El Tribunal de Justicia de la Unión Europea (“TJUE”) ha aclarado en una sentencia dictada el pasado 3 de septiembre de 2015 que, en determinadas circunstancias, un abogado puede ser considerado "consumidor" y que, por tanto, puede beneficiarse de la protección que dispensa la normativa comunitaria a los mismos.  En concreto, esta cuestión ha sido analizada en la sentencia C-110/14, Costea contra Volksbank.

El 4 de abril de 2008, el Sr. Horațiu Ovidiu Costea, abogado de profesión, celebró un contrato de crédito con la SC Volksbank România SA (“Volksbank”). Como garantía del cumplimiento de las obligaciones de pago asumidas por el Sr. Costea, se constituyó un derecho real de hipoteca sobre un inmueble propiedad del bufete de abogados del Sr. Costea, para lo cual el Sr. Costea tuvo que actuar en nombre y representación de su bufete.

Cinco años después, el 24 de mayo de 2013, el Sr. Costea solicitó al tribunal de primera instancia de Oradea (Judecătoria Oradea) la declaración de nulidad por abusiva de la comisión de riesgo que se había pactado en el contrato de crédito con Volksbank, así como la devolución de las cantidades abonadas en cumplimiento de la misma.

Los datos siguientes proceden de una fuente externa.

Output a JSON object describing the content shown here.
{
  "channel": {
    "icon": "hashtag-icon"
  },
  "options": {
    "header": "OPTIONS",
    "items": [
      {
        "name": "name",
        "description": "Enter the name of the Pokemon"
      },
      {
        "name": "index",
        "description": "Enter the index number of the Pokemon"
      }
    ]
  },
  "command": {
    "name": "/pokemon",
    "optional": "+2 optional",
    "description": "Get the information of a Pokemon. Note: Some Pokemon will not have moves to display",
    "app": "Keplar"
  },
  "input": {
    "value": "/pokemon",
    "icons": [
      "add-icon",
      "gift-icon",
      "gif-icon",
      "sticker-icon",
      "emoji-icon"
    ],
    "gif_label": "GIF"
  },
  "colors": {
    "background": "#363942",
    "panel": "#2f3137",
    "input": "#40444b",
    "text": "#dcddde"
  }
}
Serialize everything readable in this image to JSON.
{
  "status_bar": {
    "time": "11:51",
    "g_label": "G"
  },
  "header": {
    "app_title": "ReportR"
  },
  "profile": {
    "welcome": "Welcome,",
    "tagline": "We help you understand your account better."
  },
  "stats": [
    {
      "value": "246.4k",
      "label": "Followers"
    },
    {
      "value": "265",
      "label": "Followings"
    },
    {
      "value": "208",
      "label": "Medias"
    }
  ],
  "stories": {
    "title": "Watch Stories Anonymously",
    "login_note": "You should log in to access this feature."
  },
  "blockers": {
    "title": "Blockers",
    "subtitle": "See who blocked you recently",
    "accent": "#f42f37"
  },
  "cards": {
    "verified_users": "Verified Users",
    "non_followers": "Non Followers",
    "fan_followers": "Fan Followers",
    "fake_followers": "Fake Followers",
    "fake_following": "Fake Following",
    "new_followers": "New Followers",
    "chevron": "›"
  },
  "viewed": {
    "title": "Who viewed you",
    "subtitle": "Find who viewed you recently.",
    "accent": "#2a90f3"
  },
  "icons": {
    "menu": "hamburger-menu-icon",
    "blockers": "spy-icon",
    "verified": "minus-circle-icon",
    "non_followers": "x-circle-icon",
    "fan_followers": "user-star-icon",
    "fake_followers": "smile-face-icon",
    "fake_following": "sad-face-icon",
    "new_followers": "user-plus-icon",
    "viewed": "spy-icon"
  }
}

En base a los antecedentes, el Judecătoria Oradea planteó cuestión prejudicial ante el TJUE en relación con la interpretación que debía darse a la Directiva 93/13/CEE del Consejo, de 5 de abril de 1993, sobre las cláusulas abusivas en los contratos celebrados con consumidores (la “Directiva”) y, más en particular, a propósito de si la definición de consumidor que se contiene en la Directiva incluye o no a “una persona física que ejerce la abogacía y celebra un contrato de crédito con un banco, sin que se especifique el destino del crédito, figurando expresamente, en el marco de dicho contrato, la condición de garante hipotecario del bufete de esa persona física”.

A fin de dar respuesta a la cuestión prejudicial planteada, el TJUE recuerda, en primer lugar, que la Directiva define los contratos a partir de la condición de los contratantes, según si éstos actúan o no en el marco de su actividad profesional. Ello porque la finalidad de la Directiva no es otra que la de proteger al consumidor, del que se presume que está en una situación de inferioridad tanto en la información de la que dispone como en la capacidad de negociar los términos del contrato.

Partiendo de la anterior premisa y tras reconocer que una misma persona puede actuar unas veces como consumidor y otras como profesional, el TJUE hace suya la opinión del Abogado General, y afirma que la definición de consumidor que establece la Directiva es de carácter objetivo. En consecuencia, resultan irrelevantes los “conocimientos concretos que pueda tener la persona de que se trata, o de la información de que dicha persona realmente disponga” (párrafo 21 de la sentencia), debiéndose tener únicamente en cuenta las circunstancias del caso para verificar si la persona actúo o no como consumidor.

Esta conclusión es también aplicable a los abogados, a pesar de que en contratos con trasfondo jurídico gocen de una mayor información que les haga estar en una situación de ventaja respecto del resto de consumidores. En efecto, el TJUE recuerda que en la medida que un abogado actúe como consumidor se verá limitado en su poder de negociación con la contraparte, no viéndose desvirtuada esta circunstancia por el hecho de que para garantizar la obligación principal se constituya una hipoteca sobre bienes afectos a una actividad profesional.